Elizabeth Stelle, policy director of the Commonwealth Foundation, argues for a more radical approach.

“We revisited the original idea of ​​fundraising for transportation, which was the privately run toll highway,” said Stelle, whose think tank examines the state’s problems from a government perspective. Free market. “We are pleading for a return to this idea. We believe that a well-written contract is a great way to use resources like (the toll highway).

This idea, launched in 2007 by the government of the day. Ed Rendell caught fire when it was revealed that the likely lessor was a Spanish company that had partnered with a Wall Street firm.

“So we ended up with this mish-mash bill that resulted in significant debt,” Stelle said. “We are now the most expensive toll road not only in the country but in the world. ”

Since then, Stelle said, several private management deals have shown that such deals can benefit the public, given the strict parameters of rental terms and toll increases.
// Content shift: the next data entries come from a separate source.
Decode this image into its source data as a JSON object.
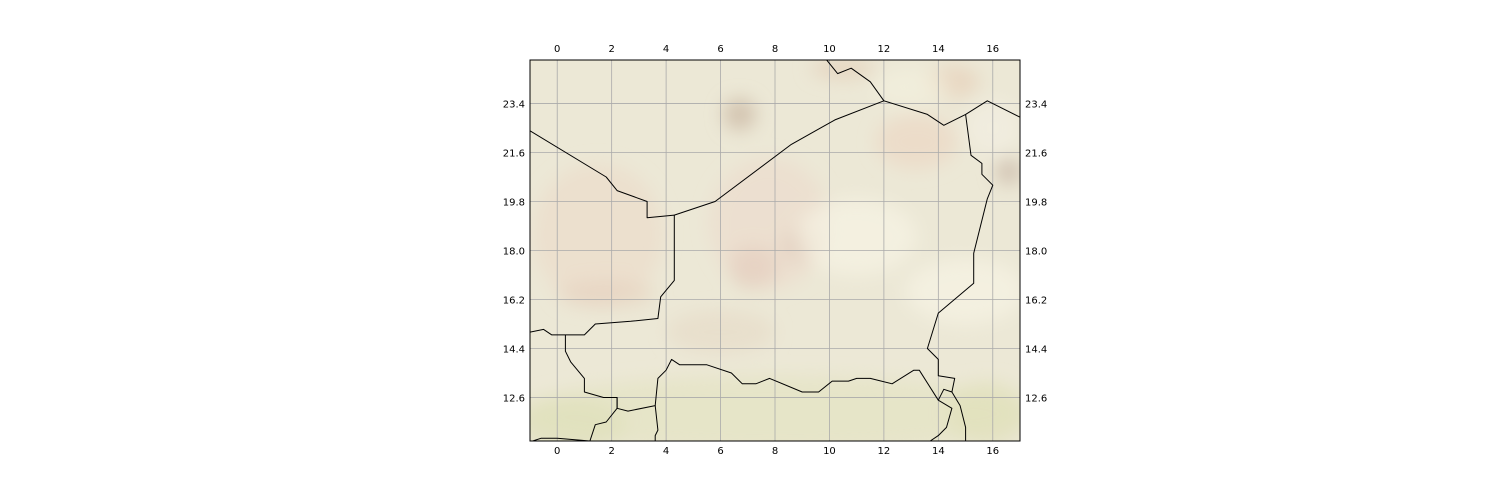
{
  "map": {
    "projection": "PlateCarree",
    "extent": {
      "lon": [
        -1,
        17
      ],
      "lat": [
        11,
        25
      ]
    },
    "gridlines": true,
    "background": "terrain-shaded-relief",
    "colors": {
      "background_base": "#ece8d6",
      "gridline": "#aaaaaa",
      "border": "#000000",
      "frame": "#000000"
    },
    "x_ticks": [
      0,
      2,
      4,
      6,
      8,
      10,
      12,
      14,
      16
    ],
    "x_tick_labels": [
      "0",
      "2",
      "4",
      "6",
      "8",
      "10",
      "12",
      "14",
      "16"
    ],
    "y_ticks": [
      12.6,
      14.4,
      16.2,
      18.0,
      19.8,
      21.6,
      23.4
    ],
    "y_tick_labels": [
      "12.6",
      "14.4",
      "16.2",
      "18.0",
      "19.8",
      "21.6",
      "23.4"
    ],
    "borders": [
      [
        [
          -1.0,
          22.4
        ],
        [
          1.8,
          20.7
        ],
        [
          2.2,
          20.2
        ],
        [
          3.3,
          19.8
        ],
        [
          3.3,
          19.2
        ],
        [
          4.3,
          19.3
        ],
        [
          4.3,
          16.9
        ],
        [
          3.8,
          16.3
        ],
        [
          3.7,
          15.5
        ],
        [
          2.7,
          15.4
        ],
        [
          1.4,
          15.3
        ],
        [
          1.0,
          14.9
        ],
        [
          0.2,
          14.9
        ],
        [
          -0.2,
          14.9
        ],
        [
          -0.5,
          15.1
        ],
        [
          -1.0,
          15.0
        ]
      ],
      [
        [
          4.3,
          19.3
        ],
        [
          5.8,
          19.8
        ],
        [
          8.6,
          21.9
        ],
        [
          10.2,
          22.8
        ],
        [
          12.0,
          23.5
        ],
        [
          13.6,
          23.0
        ],
        [
          14.2,
          22.6
        ],
        [
          15.0,
          23.0
        ],
        [
          15.8,
          23.5
        ],
        [
          17.0,
          22.9
        ]
      ],
      [
        [
          9.9,
          25.0
        ],
        [
          10.3,
          24.5
        ],
        [
          10.8,
          24.7
        ],
        [
          11.5,
          24.2
        ],
        [
          12.0,
          23.5
        ]
      ],
      [
        [
          15.0,
          23.0
        ],
        [
          15.2,
          21.5
        ],
        [
          15.6,
          21.2
        ],
        [
          15.6,
          20.8
        ],
        [
          16.0,
          20.4
        ],
        [
          15.8,
          19.9
        ],
        [
          15.3,
          17.9
        ],
        [
          15.3,
          16.8
        ],
        [
          14.0,
          15.7
        ],
        [
          13.6,
          14.4
        ],
        [
          14.0,
          14.0
        ],
        [
          14.0,
          13.4
        ],
        [
          14.6,
          13.3
        ],
        [
          14.5,
          12.8
        ],
        [
          14.2,
          12.9
        ],
        [
          14.0,
          12.5
        ]
      ],
      [
        [
          0.3,
          14.9
        ],
        [
          0.3,
          14.3
        ],
        [
          0.5,
          13.9
        ],
        [
          1.0,
          13.3
        ],
        [
          1.0,
          12.8
        ],
        [
          1.7,
          12.6
        ],
        [
          2.2,
          12.6
        ],
        [
          2.2,
          12.2
        ],
        [
          2.6,
          12.1
        ],
        [
          3.6,
          12.3
        ],
        [
          3.7,
          13.3
        ],
        [
          4.0,
          13.6
        ],
        [
          4.2,
          14.0
        ],
        [
          4.5,
          13.8
        ],
        [
          5.5,
          13.8
        ],
        [
          6.4,
          13.5
        ],
        [
          6.8,
          13.1
        ],
        [
          7.3,
          13.1
        ],
        [
          7.8,
          13.3
        ],
        [
          9.0,
          12.8
        ],
        [
          9.6,
          12.8
        ],
        [
          10.1,
          13.2
        ],
        [
          10.7,
          13.2
        ],
        [
          11.0,
          13.3
        ],
        [
          11.5,
          13.3
        ],
        [
          12.3,
          13.1
        ],
        [
          13.1,
          13.6
        ],
        [
          13.3,
          13.6
        ],
        [
          14.0,
          12.5
        ],
        [
          14.5,
          12.2
        ],
        [
          14.3,
          11.5
        ],
        [
          14.0,
          11.2
        ],
        [
          13.7,
          11.0
        ]
      ],
      [
        [
          3.6,
          12.3
        ],
        [
          3.7,
          11.4
        ],
        [
          3.6,
          11.2
        ],
        [
          3.6,
          11.0
        ]
      ],
      [
        [
          2.2,
          12.6
        ],
        [
          2.2,
          12.2
        ],
        [
          1.8,
          11.7
        ],
        [
          1.4,
          11.6
        ],
        [
          1.2,
          11.0
        ],
        [
          0.0,
          11.1
        ],
        [
          -0.6,
          11.1
        ],
        [
          -0.9,
          11.0
        ]
      ],
      [
        [
          14.5,
          12.8
        ],
        [
          14.8,
          12.3
        ],
        [
          15.0,
          11.5
        ],
        [
          15.0,
          11.0
        ]
      ]
    ],
    "relief_patches": [
      {
        "center": [
          6.7,
          23.0
        ],
        "radius": [
          0.6,
          0.6
        ],
        "color": "#cbb8a4",
        "opacity": 0.75
      },
      {
        "center": [
          9.0,
          18.2
        ],
        "radius": [
          0.7,
          0.6
        ],
        "color": "#cdb8a6",
        "opacity": 0.7
      },
      {
        "center": [
          7.2,
          17.4
        ],
        "radius": [
          0.9,
          0.8
        ],
        "color": "#d9c0ae",
        "opacity": 0.6
      },
      {
        "center": [
          16.6,
          20.9
        ],
        "radius": [
          0.5,
          0.5
        ],
        "color": "#c7b5a5",
        "opacity": 0.7
      },
      {
        "center": [
          14.5,
          24.2
        ],
        "radius": [
          1.0,
          0.6
        ],
        "color": "#e6cbb4",
        "opacity": 0.6
      },
      {
        "center": [
          10.5,
          24.7
        ],
        "radius": [
          1.2,
          0.4
        ],
        "color": "#e2cbb6",
        "opacity": 0.6
      },
      {
        "center": [
          13.2,
          22.0
        ],
        "radius": [
          1.5,
          1.0
        ],
        "color": "#ecd3c0",
        "opacity": 0.55
      },
      {
        "center": [
          1.5,
          18.6
        ],
        "radius": [
          2.4,
          2.6
        ],
        "color": "#ecd9c6",
        "opacity": 0.55
      },
      {
        "center": [
          7.8,
          19.0
        ],
        "radius": [
          2.2,
          2.4
        ],
        "color": "#edd8c9",
        "opacity": 0.5
      },
      {
        "center": [
          1.8,
          16.4
        ],
        "radius": [
          1.8,
          0.5
        ],
        "color": "#e6d0bc",
        "opacity": 0.55
      },
      {
        "center": [
          6.0,
          15.0
        ],
        "radius": [
          2.0,
          0.8
        ],
        "color": "#e6d8c4",
        "opacity": 0.5
      },
      {
        "center": [
          11.0,
          18.5
        ],
        "radius": [
          2.2,
          1.4
        ],
        "color": "#f6f3e4",
        "opacity": 0.7
      },
      {
        "center": [
          15.0,
          16.5
        ],
        "radius": [
          2.2,
          1.2
        ],
        "color": "#f6f3e4",
        "opacity": 0.7
      },
      {
        "center": [
          13.0,
          24.0
        ],
        "radius": [
          1.4,
          0.7
        ],
        "color": "#f3f1df",
        "opacity": 0.6
      },
      {
        "center": [
          16.0,
          22.5
        ],
        "radius": [
          1.0,
          1.0
        ],
        "color": "#f4f0e4",
        "opacity": 0.6
      },
      {
        "center": [
          8.0,
          12.0
        ],
        "radius": [
          9.5,
          1.4
        ],
        "color": "#e2e3bf",
        "opacity": 0.6
      },
      {
        "center": [
          15.8,
          12.0
        ],
        "radius": [
          1.5,
          1.2
        ],
        "color": "#e0dfb8",
        "opacity": 0.6
      },
      {
        "center": [
          0.5,
          11.6
        ],
        "radius": [
          2.0,
          1.0
        ],
        "color": "#dee0b8",
        "opacity": 0.6
      }
    ]
  }
}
She said even the deal struck by the Rendell administration would have set tough limits on toll increases – and well below the jumps seen since Bill 44 came into effect.

DeFebo said the Turnpike Commission is aware of its financial situation and has worked diligently to reduce operating costs. Faced with the impact of its state funding obligations and declining revenues due to a drop in traffic due to a pandemic, the commission dismissed 500 toll collectors and made collections without permanent cash. He also cut capital spending by 25%, froze hiring and offered voluntary retirements.
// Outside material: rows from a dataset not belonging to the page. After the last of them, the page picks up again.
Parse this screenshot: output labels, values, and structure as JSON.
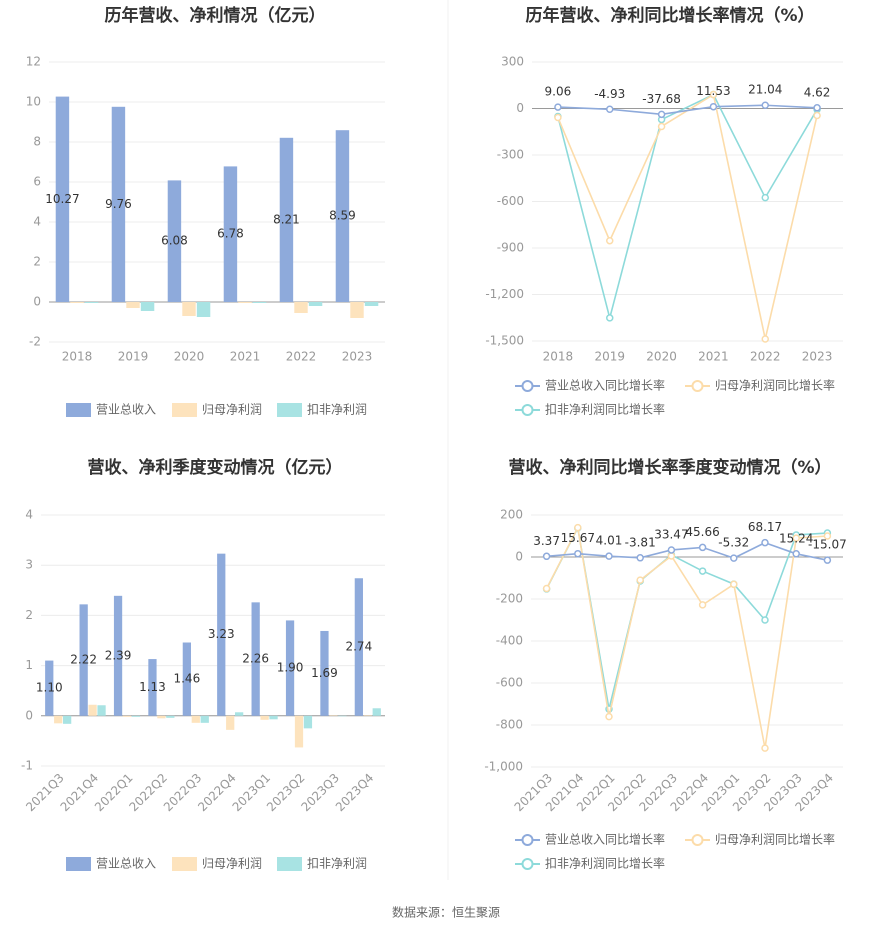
{
  "chart_data": [
    {
      "type": "bar",
      "title": "历年营收、净利情况（亿元）",
      "categories": [
        "2018",
        "2019",
        "2020",
        "2021",
        "2022",
        "2023"
      ],
      "series": [
        {
          "name": "营业总收入",
          "color": "#8eaadb",
          "values": [
            10.27,
            9.76,
            6.08,
            6.78,
            8.21,
            8.59
          ],
          "value_labels": [
            "10.27",
            "9.76",
            "6.08",
            "6.78",
            "8.21",
            "8.59"
          ]
        },
        {
          "name": "归母净利润",
          "color": "#fde3bd",
          "values": [
            -0.05,
            -0.3,
            -0.7,
            -0.05,
            -0.55,
            -0.8
          ]
        },
        {
          "name": "扣非净利润",
          "color": "#a8e3e3",
          "values": [
            -0.05,
            -0.45,
            -0.75,
            -0.05,
            -0.2,
            -0.2
          ]
        }
      ],
      "ylim": [
        -2,
        12
      ],
      "yticks": [
        -2,
        0,
        2,
        4,
        6,
        8,
        10,
        12
      ],
      "grid": true
    },
    {
      "type": "line",
      "title": "历年营收、净利同比增长率情况（%）",
      "categories": [
        "2018",
        "2019",
        "2020",
        "2021",
        "2022",
        "2023"
      ],
      "series": [
        {
          "name": "营业总收入同比增长率",
          "color": "#8eaadb",
          "values": [
            9.06,
            -4.93,
            -37.68,
            11.53,
            21.04,
            4.62
          ],
          "value_labels": [
            "9.06",
            "-4.93",
            "-37.68",
            "11.53",
            "21.04",
            "4.62"
          ]
        },
        {
          "name": "归母净利润同比增长率",
          "color": "#fcdcaa",
          "values": [
            -58,
            -853,
            -116,
            90,
            -1487,
            -45
          ]
        },
        {
          "name": "扣非净利润同比增长率",
          "color": "#8ddada",
          "values": [
            -52,
            -1351,
            -71,
            90,
            -575,
            -6
          ]
        }
      ],
      "ylim": [
        -1500,
        300
      ],
      "yticks": [
        {
          "value": -1500,
          "label": "-1,500"
        },
        {
          "value": -1200,
          "label": "-1,200"
        },
        -900,
        -600,
        -300,
        0,
        300
      ],
      "grid": true
    },
    {
      "type": "bar",
      "title": "营收、净利季度变动情况（亿元）",
      "categories": [
        "2021Q3",
        "2021Q4",
        "2022Q1",
        "2022Q2",
        "2022Q3",
        "2022Q4",
        "2023Q1",
        "2023Q2",
        "2023Q3",
        "2023Q4"
      ],
      "series": [
        {
          "name": "营业总收入",
          "color": "#8eaadb",
          "values": [
            1.1,
            2.22,
            2.39,
            1.13,
            1.46,
            3.23,
            2.26,
            1.9,
            1.69,
            2.74
          ],
          "value_labels": [
            "1.10",
            "2.22",
            "2.39",
            "1.13",
            "1.46",
            "3.23",
            "2.26",
            "1.90",
            "1.69",
            "2.74"
          ]
        },
        {
          "name": "归母净利润",
          "color": "#fde3bd",
          "values": [
            -0.15,
            0.22,
            -0.02,
            -0.05,
            -0.14,
            -0.28,
            -0.08,
            -0.63,
            0.01,
            0.01
          ]
        },
        {
          "name": "扣非净利润",
          "color": "#a8e3e3",
          "values": [
            -0.16,
            0.21,
            -0.02,
            -0.04,
            -0.14,
            0.07,
            -0.07,
            -0.25,
            0.0,
            0.15
          ]
        }
      ],
      "ylim": [
        -1,
        4
      ],
      "yticks": [
        -1,
        0,
        1,
        2,
        3,
        4
      ],
      "grid": true
    },
    {
      "type": "line",
      "title": "营收、净利同比增长率季度变动情况（%）",
      "categories": [
        "2021Q3",
        "2021Q4",
        "2022Q1",
        "2022Q2",
        "2022Q3",
        "2022Q4",
        "2023Q1",
        "2023Q2",
        "2023Q3",
        "2023Q4"
      ],
      "series": [
        {
          "name": "营业总收入同比增长率",
          "color": "#8eaadb",
          "values": [
            3.37,
            15.67,
            4.01,
            -3.81,
            33.47,
            45.66,
            -5.32,
            68.17,
            15.24,
            -15.07
          ],
          "value_labels": [
            "3.37",
            "15.67",
            "4.01",
            "-3.81",
            "33.47",
            "45.66",
            "-5.32",
            "68.17",
            "15.24",
            "-15.07"
          ]
        },
        {
          "name": "归母净利润同比增长率",
          "color": "#fcdcaa",
          "values": [
            -150,
            140,
            -760,
            -110,
            5,
            -228,
            -130,
            -910,
            90,
            100
          ]
        },
        {
          "name": "扣非净利润同比增长率",
          "color": "#8ddada",
          "values": [
            -152,
            138,
            -724,
            -114,
            10,
            -67,
            -129,
            -300,
            105,
            114
          ]
        }
      ],
      "ylim": [
        -1000,
        200
      ],
      "yticks": [
        {
          "value": -1000,
          "label": "-1,000"
        },
        -800,
        -600,
        -400,
        -200,
        0,
        200
      ],
      "grid": true
    }
  ],
  "footer": "数据来源：恒生聚源"
}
Toll revenues could be part of that solution, DeFebo said. But he added that it will take “a lot of wits and more than one source of income” to solve the problem. The Turnpike Commission estimates that eliminating tolls will save about $ 70 million per year – $ 50 million in reduced personnel costs and $ 20 million in reduced maintenance and operating costs.

As the commission seeks other sources of funding, it acknowledged the hardship for passengers caused by Bill 44 and the toll increases that followed.

“We know this has been a lot for our customers to endure,” DeFebo said.

Hanscom said, while monitoring his fisheries, “There has to be a better way of doing things.”